The party leader contest is slated for September 29, and the winner is all but assured of being premier because of the LDP's majority in the lower house. The government is considering holding the general election on October 17.
Suga, 72, took office last September with support of about 70 percent but his ratings have sunk to record lows below 30 percent as Japan battles its worst wave of Covid-19 infections and many of his LDP lawmakers fear for their seats.
Japan's Nikkei average futures jumped 2 percent after the reports that Suga would not run in the contest for ruling party chief.
Party officials said Suga would finish his term as its president, meaning he would stay on until his successor is chosen in party-wide election.

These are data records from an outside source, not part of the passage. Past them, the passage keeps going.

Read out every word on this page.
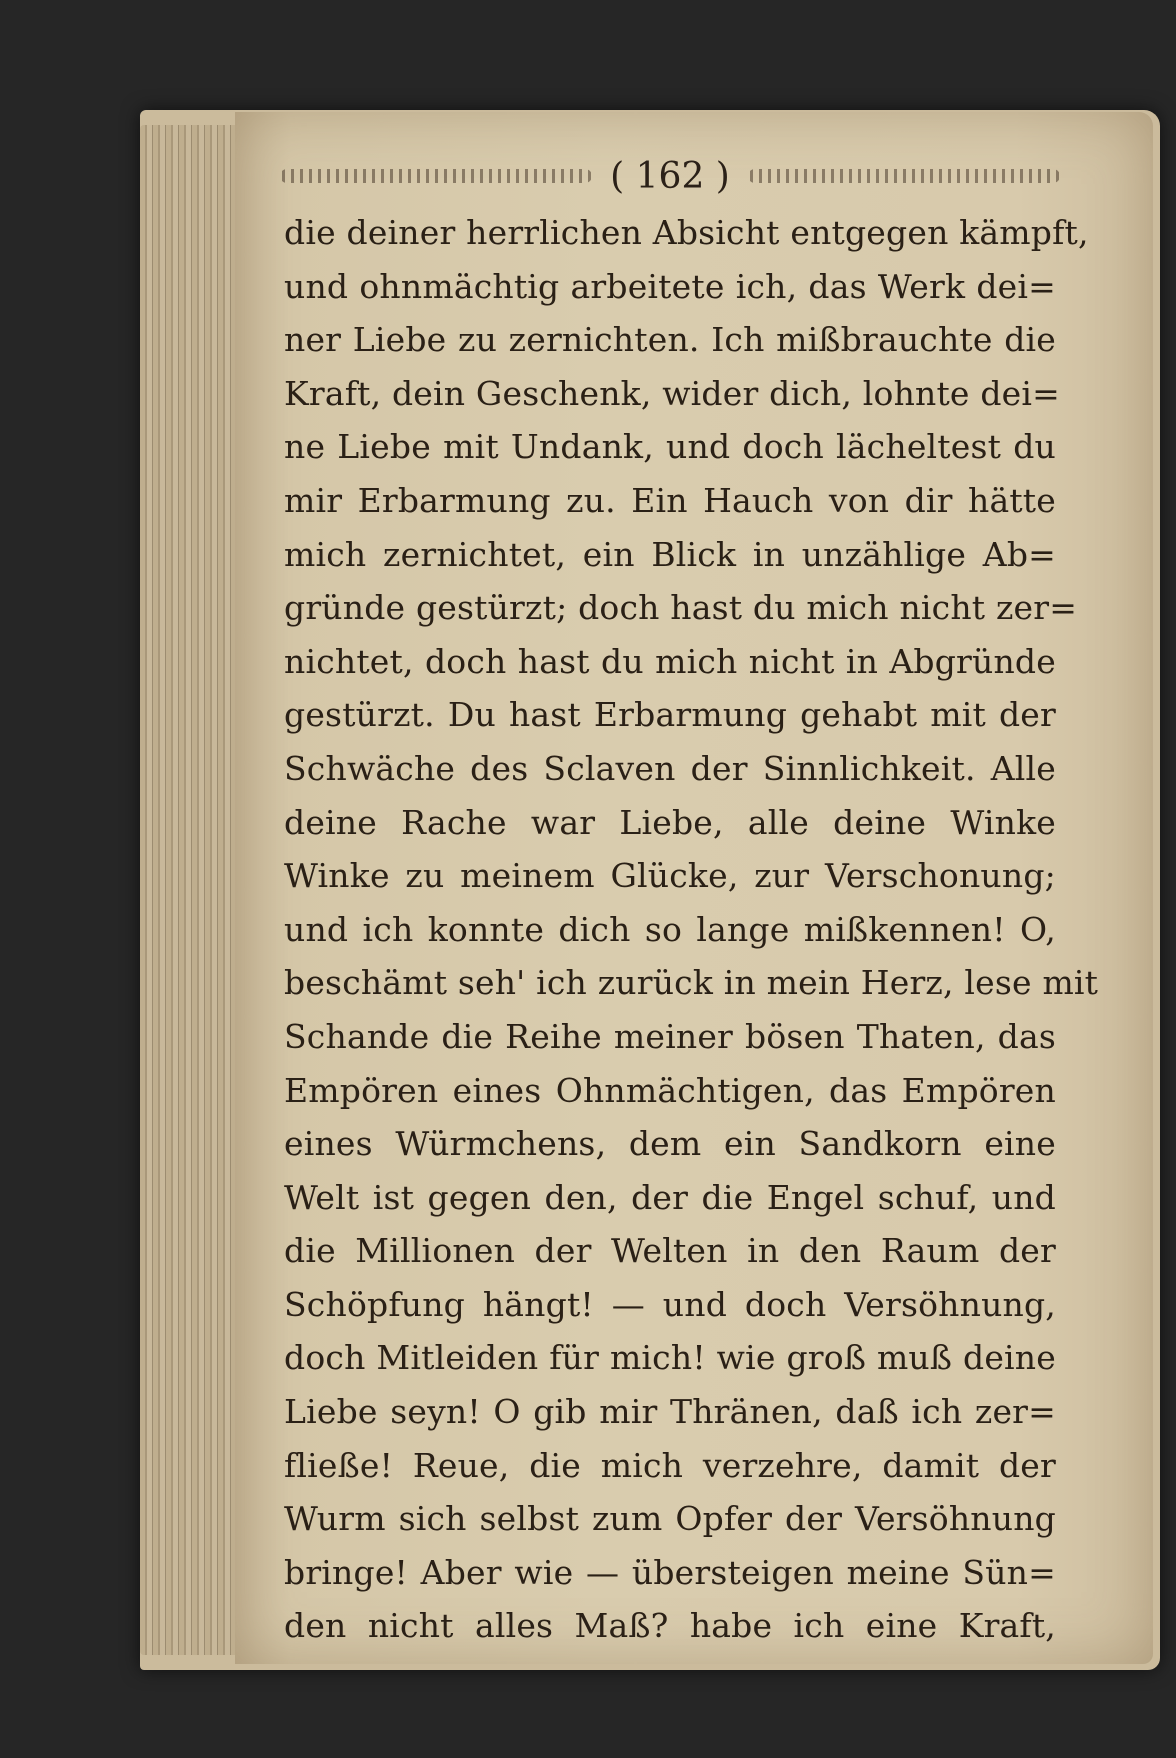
( 162 )
die deiner herrlichen Absicht entgegen kämpft,
und ohnmächtig arbeitete ich, das Werk dei=
ner Liebe zu zernichten. Ich mißbrauchte die
Kraft, dein Geschenk, wider dich, lohnte dei=
ne Liebe mit Undank, und doch lächeltest du
mir Erbarmung zu. Ein Hauch von dir hätte
mich zernichtet, ein Blick in unzählige Ab=
gründe gestürzt; doch hast du mich nicht zer=
nichtet, doch hast du mich nicht in Abgründe
gestürzt. Du hast Erbarmung gehabt mit der
Schwäche des Sclaven der Sinnlichkeit. Alle
deine Rache war Liebe, alle deine Winke
Winke zu meinem Glücke, zur Verschonung;
und ich konnte dich so lange mißkennen! O,
beschämt seh' ich zurück in mein Herz, lese mit
Schande die Reihe meiner bösen Thaten, das
Empören eines Ohnmächtigen, das Empören
eines Würmchens, dem ein Sandkorn eine
Welt ist gegen den, der die Engel schuf, und
die Millionen der Welten in den Raum der
Schöpfung hängt! — und doch Versöhnung,
doch Mitleiden für mich! wie groß muß deine
Liebe seyn! O gib mir Thränen, daß ich zer=
fließe! Reue, die mich verzehre, damit der
Wurm sich selbst zum Opfer der Versöhnung
bringe! Aber wie — übersteigen meine Sün=
den nicht alles Maß? habe ich eine Kraft,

READ MORE: Japan elects Suga as new PM after Abe steps down
Covid response under criticism
Suga was planning to reshuffle his cabinet and party executives, but those plans were no longer valid, two party sources told Reuters news agency, speaking on condition of anonymity because of the sensitivity of the situation.
Fumio Kishida, a former foreign minister, is competing for the party leader post.
On Thursday, Kishida criticised Suga's coronavirus response and urged a stimulus package to combat the pandemic.
Unlike last year, grassroots LDP members will vote along with its members of parliament, which makes the outcome of the party leader race harder to predict.
Novice MPs, fearful of losing their seats, may be wary of following their elders' orders.
"Honestly, I'm surprised," said LDP Secretary General Toshihiro Nikai, who had declared his support for Suga in party leadership contest.
Suga was planning to reshuffle his cabinet and party executives, but those plans were no longer valid, Nikai said.